The latest retail sales numbers for November 2018, released by the Census Bureau today, are clear only on the last part. Consumer spending has stalled, driven back toward more recession-like levels of spending. Historically, during an actually healthy economy, US retail sales will expand consistently between 6% and 9% each and every month. A truly good month will see double digits. Six percent equals a bad month.

And 3% is what we find during mild recessions like the one in 2001.

Over the past year, several months have reached 6%, even one month (May 2018) just 3 bips shy of 7%. It was never anything more, however, and those all coincided with the jump in gasoline prices just as they correlated with the benefits of tax reform.

Since May, a period now extended half a year, retail sales are much closer to recession than the lower margins of health.
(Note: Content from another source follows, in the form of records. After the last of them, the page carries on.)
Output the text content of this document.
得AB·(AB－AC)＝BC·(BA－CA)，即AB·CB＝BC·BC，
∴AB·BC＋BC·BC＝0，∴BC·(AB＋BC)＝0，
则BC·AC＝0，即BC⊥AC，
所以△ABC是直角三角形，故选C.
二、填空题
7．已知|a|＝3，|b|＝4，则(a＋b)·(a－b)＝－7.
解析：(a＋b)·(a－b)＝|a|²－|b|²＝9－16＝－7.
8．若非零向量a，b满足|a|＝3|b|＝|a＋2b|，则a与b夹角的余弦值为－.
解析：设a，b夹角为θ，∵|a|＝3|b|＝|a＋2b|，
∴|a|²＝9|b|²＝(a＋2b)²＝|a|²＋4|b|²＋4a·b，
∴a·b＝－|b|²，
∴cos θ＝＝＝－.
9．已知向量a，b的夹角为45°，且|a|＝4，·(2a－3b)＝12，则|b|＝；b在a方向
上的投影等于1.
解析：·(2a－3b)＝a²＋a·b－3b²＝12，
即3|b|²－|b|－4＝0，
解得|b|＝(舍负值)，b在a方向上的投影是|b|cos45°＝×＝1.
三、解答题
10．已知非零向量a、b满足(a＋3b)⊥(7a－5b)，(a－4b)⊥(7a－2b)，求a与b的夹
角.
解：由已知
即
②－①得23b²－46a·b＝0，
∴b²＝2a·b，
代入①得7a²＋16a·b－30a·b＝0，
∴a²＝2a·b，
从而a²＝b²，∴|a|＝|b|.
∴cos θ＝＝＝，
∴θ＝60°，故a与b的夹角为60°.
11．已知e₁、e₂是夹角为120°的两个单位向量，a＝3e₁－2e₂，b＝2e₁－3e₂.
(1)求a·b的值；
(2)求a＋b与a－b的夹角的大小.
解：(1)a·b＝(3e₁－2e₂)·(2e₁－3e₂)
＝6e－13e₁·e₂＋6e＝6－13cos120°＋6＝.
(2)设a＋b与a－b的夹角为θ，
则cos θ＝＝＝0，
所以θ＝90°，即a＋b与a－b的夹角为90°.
Unadjusted, total sales rose just 4.86% in November year-over-year, +4.5% excluding retail sales recorded at gasoline stations.

Over the past three months, just as the Christmas shopping season really kicks in, there are a few indications that consumer spending is already slowing further. Retail sales in those months were up just 3.8% over the same three months in 2017, compared to 5.2% growth last year over the same months in 2016.
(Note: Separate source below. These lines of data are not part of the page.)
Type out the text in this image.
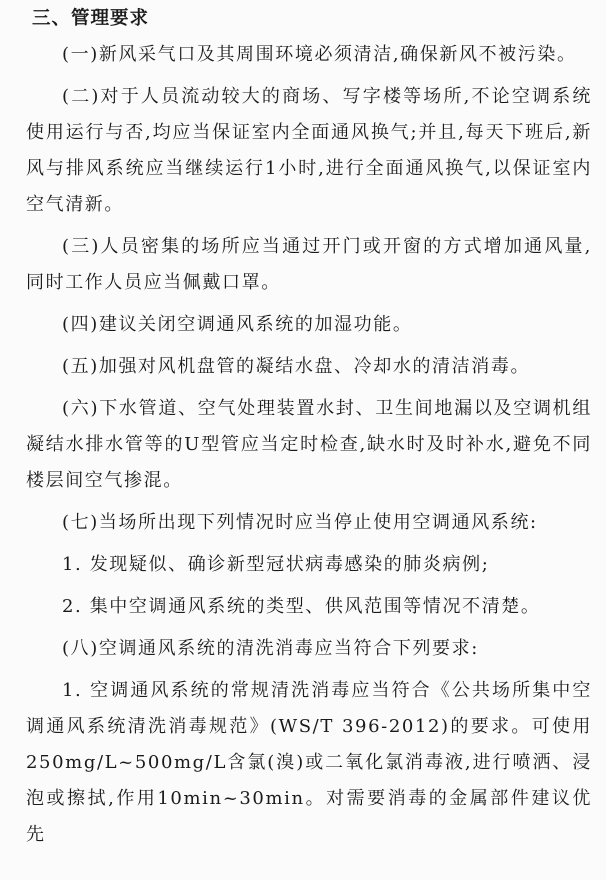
三、管理要求

(一)新风采气口及其周围环境必须清洁,确保新风不被污染。

(二)对于人员流动较大的商场、写字楼等场所,不论空调系统使用运行与否,均应当保证室内全面通风换气;并且,每天下班后,新风与排风系统应当继续运行1小时,进行全面通风换气,以保证室内空气清新。

(三)人员密集的场所应当通过开门或开窗的方式增加通风量,同时工作人员应当佩戴口罩。

(四)建议关闭空调通风系统的加湿功能。

(五)加强对风机盘管的凝结水盘、冷却水的清洁消毒。

(六)下水管道、空气处理装置水封、卫生间地漏以及空调机组凝结水排水管等的U型管应当定时检查,缺水时及时补水,避免不同楼层间空气掺混。

(七)当场所出现下列情况时应当停止使用空调通风系统:

1. 发现疑似、确诊新型冠状病毒感染的肺炎病例;

2. 集中空调通风系统的类型、供风范围等情况不清楚。

(八)空调通风系统的清洗消毒应当符合下列要求:

1. 空调通风系统的常规清洗消毒应当符合《公共场所集中空调通风系统清洗消毒规范》(WS/T 396-2012)的要求。可使用250mg/L~500mg/L含氯(溴)或二氧化氯消毒液,进行喷洒、浸泡或擦拭,作用10min~30min。对需要消毒的金属部件建议优先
If there was weather related weakness in September 2018’s retail sales environment, it was “paid back” in October. Therefore, putting those two together with November and a big chunk of the Christmas season, 3.8% is very concerning especially given the tax cuts as well as the expectations for them.

In my view, I don’t believe they helped at all. I see no evidence for them on this demand side. The rise in growth rates to closer to 6% when compared to the upswing in 2014 was really oil prices more than anything. All those almost “good” months of retail sales during 2018 were those when the annual rate of change in oil prices, therefore gas prices, therefore the sales at gasoline stations were the highest.
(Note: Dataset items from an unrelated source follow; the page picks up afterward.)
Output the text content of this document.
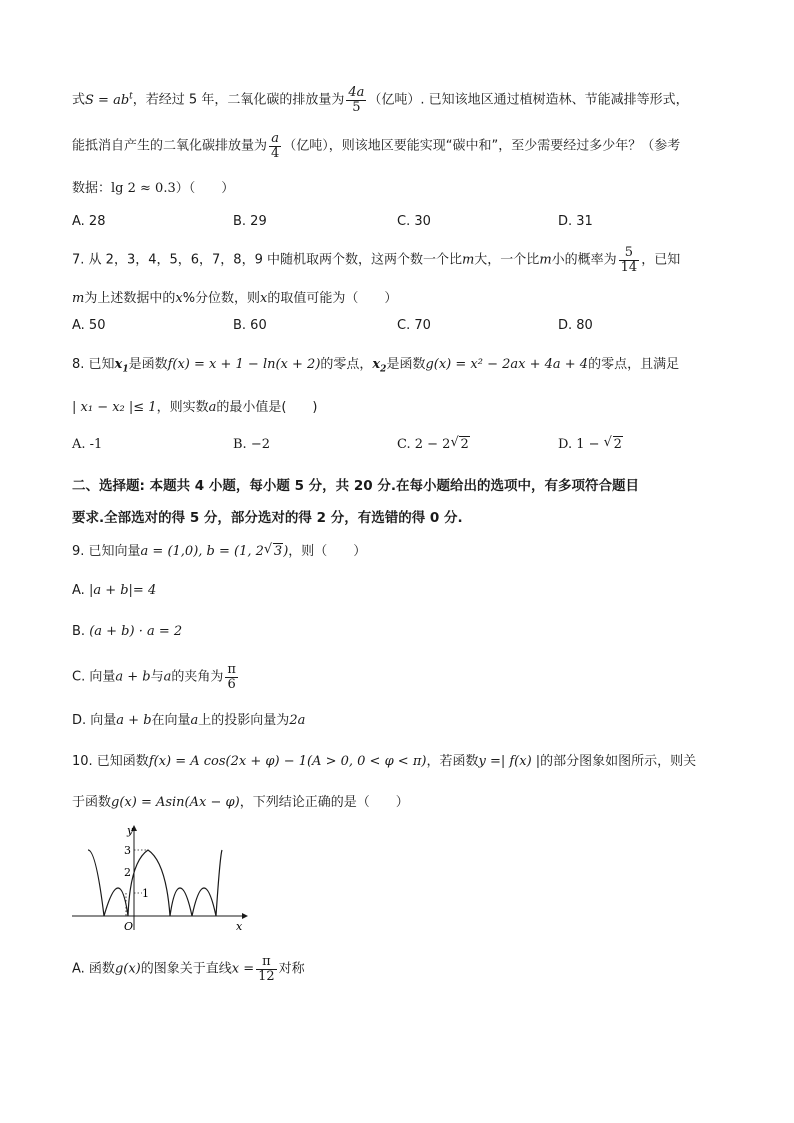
式$S = ab^t$，若经过 5 年，二氧化碳的排放量为 $\frac{4a}{5}$ （亿吨）. 已知该地区通过植树造林、节能减排等形式，
能抵消自产生的二氧化碳排放量为 $\frac{a}{4}$ （亿吨），则该地区要能实现“碳中和”，至少需要经过多少年？（参考
数据：lg 2 ≈ 0.3）（　　）
A. 28	B. 29	C. 30	D. 31
7. 从 2，3，4，5，6，7，8，9 中随机取两个数，这两个数一个比m大，一个比m小的概率为 $\frac{5}{14}$ ，已知
m为上述数据中的x%分位数，则x的取值可能为（　　）
A. 50	B. 60	C. 70	D. 80
8. 已知$x_1$是函数f(x) = x + 1 − ln(x + 2)的零点，$x_2$是函数g(x) = x² − 2ax + 4a + 4的零点，且满足
| x₁ − x₂ |≤ 1，则实数a的最小值是(　　)
A. -1	B. −2	C. 2 − 2 √ 2	D. 1 − √ 2
二、选择题: 本题共 4 小题，每小题 5 分，共 20 分.在每小题给出的选项中，有多项符合题目
要求.全部选对的得 5 分，部分选对的得 2 分，有选错的得 0 分.
9. 已知向量a = (1,0), b = (1, 2 √ 3)，则（　　）
A. |a + b|= 4
B. (a + b) · a = 2
C. 向量a + b与a的夹角为 $\frac{\pi}{6}$
D. 向量a + b在向量a上的投影向量为2a
10. 已知函数f(x) = A cos(2x + φ) − 1(A > 0, 0 < φ < π)，若函数y =| f(x) |的部分图象如图所示，则关
于函数g(x) = Asin(Ax − φ)，下列结论正确的是（　　）
y
x
O
3
2
1
A. 函数g(x)的图象关于直线$x = \frac{\pi}{12}$ 对称
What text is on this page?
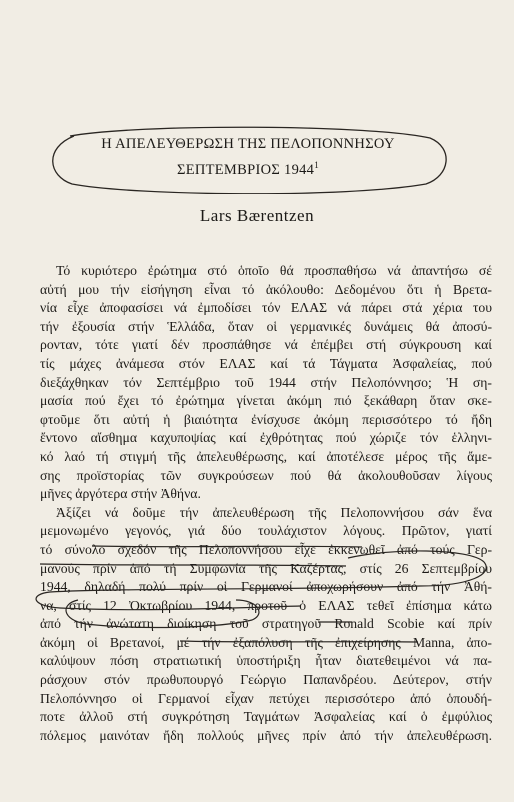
Η ΑΠΕΛΕΥΘΕΡΩΣΗ ΤΗΣ ΠΕΛΟΠΟΝΝΗΣΟΥ
ΣΕΠΤΕΜΒΡΙΟΣ 1944$^1$
Lars Bærentzen
Τό κυριότερο ἐρώτημα στό ὁποῖο θά προσπαθήσω νά ἀπαντήσω σέ
αὐτή μου τήν εἰσήγηση εἶναι τό ἀκόλουθο: Δεδομένου ὅτι ἡ Βρετα-
νία εἶχε ἀποφασίσει νά ἐμποδίσει τόν ΕΛΑΣ νά πάρει στά χέρια του
τήν ἐξουσία στήν Ἑλλάδα, ὅταν οἱ γερμανικές δυνάμεις θά ἀποσύ-
ρονταν, τότε γιατί δέν προσπάθησε νά ἐπέμβει στή σύγκρουση καί
τίς μάχες ἀνάμεσα στόν ΕΛΑΣ καί τά Τάγματα Ἀσφαλείας, πού
διεξάχθηκαν τόν Σεπτέμβριο τοῦ 1944 στήν Πελοπόννησο; Ἡ ση-
μασία πού ἔχει τό ἐρώτημα γίνεται ἀκόμη πιό ξεκάθαρη ὅταν σκε-
φτοῦμε ὅτι αὐτή ἡ βιαιότητα ἐνίσχυσε ἀκόμη περισσότερο τό ἤδη
ἔντονο αἴσθημα καχυποψίας καί ἐχθρότητας πού χώριζε τόν ἑλληνι-
κό λαό τή στιγμή τῆς ἀπελευθέρωσης, καί ἀποτέλεσε μέρος τῆς ἄμε-
σης προϊστορίας τῶν συγκρούσεων πού θά ἀκολουθοῦσαν λίγους
μῆνες ἀργότερα στήν Ἀθήνα.
Ἀξίζει νά δοῦμε τήν ἀπελευθέρωση τῆς Πελοποννήσου σάν ἕνα
μεμονωμένο γεγονός, γιά δύο τουλάχιστον λόγους. Πρῶτον, γιατί
τό σύνολο σχεδόν τῆς Πελοποννήσου εἶχε ἐκκενωθεῖ ἀπό τούς Γερ-
μανούς πρίν ἀπό τή Συμφωνία τῆς Καζέρτας, στίς 26 Σεπτεμβρίου
1944, δηλαδή πολύ πρίν οἱ Γερμανοί ἀποχωρήσουν ἀπό τήν Ἀθή-
να, στίς 12 Ὀκτωβρίου 1944, προτοῦ ὁ ΕΛΑΣ τεθεῖ ἐπίσημα κάτω
ἀπό τήν ἀνώτατη διοίκηση τοῦ στρατηγοῦ Ronald Scobie καί πρίν
ἀκόμη οἱ Βρετανοί, μέ τήν ἐξαπόλυση τῆς ἐπιχείρησης Manna, ἀπο-
καλύψουν πόση στρατιωτική ὑποστήριξη ἦταν διατεθειμένοι νά πα-
ράσχουν στόν πρωθυπουργό Γεώργιο Παπανδρέου. Δεύτερον, στήν
Πελοπόννησο οἱ Γερμανοί εἶχαν πετύχει περισσότερο ἀπό ὁπουδή-
ποτε ἀλλοῦ στή συγκρότηση Ταγμάτων Ἀσφαλείας καί ὁ ἐμφύλιος
πόλεμος μαινόταν ἤδη πολλούς μῆνες πρίν ἀπό τήν ἀπελευθέρωση.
Excluding the oil base effect, consumer spending throughout 2018 has consistently underperformed the ultimately unacceptable upturn during 2014 – and not really that much of an improvement over what was nearly a recession in 2015 and 2016. In fact, excluding gasoline, retail sales throughout Reflation #3 were pretty much the same level as during the slowdown/downturn in 2012 and 2013 following Euro$ #2. This curious lethargy continued forward well after the passage of the reform bill.

This is one reason why I believe we’ve seen the growing rift between Fed Chairman Jay Powell and the President who only thirteen months ago nominated him, and supported that nomination through well past his first day in office in February 2018. There are some in the government, take my word for it, who realize that they did these tax cuts along with deregulation and the growth that was supposed to follow really never did.

Now what?

On the one hand, this should never have been surprising; did no one remember ARRA and the mockery the word “stimulus” became? Doing more of the same things unsurprisingly produced the same results – nothing. Proponents for each one will proclaim that theirs was different, as if Republican “stimulus” doesn’t deserve the quotes that Democrat “stimulus” did. They are all the same thing, of the same type.

The more immediate problem is how quickly decoupling disappeared. So long as gasoline and oil were moving higher, the was at least a façade for those to keep on suggesting a US boom in the face of “overseas turmoil.” That turmoil doesn’t seem so far overseas now, not just curve inversions and shaky markets but in economic terms, too (anyone see the US PMI’s today?)

Over the long run, this could be a good thing; not in the sense of Heritage’s dubious $3k regressed central tendency but for discrediting this kind of policy appeal. Tax cuts can be and often are very good things on their own terms, but they cannot answer for this particular stubborn economic case. Like the circus of QE, that much has been proven.

It is global, ladies and gentlemen, and politicians of every party and nationality need to look way beyond the orthodox – and into the word “offshore.”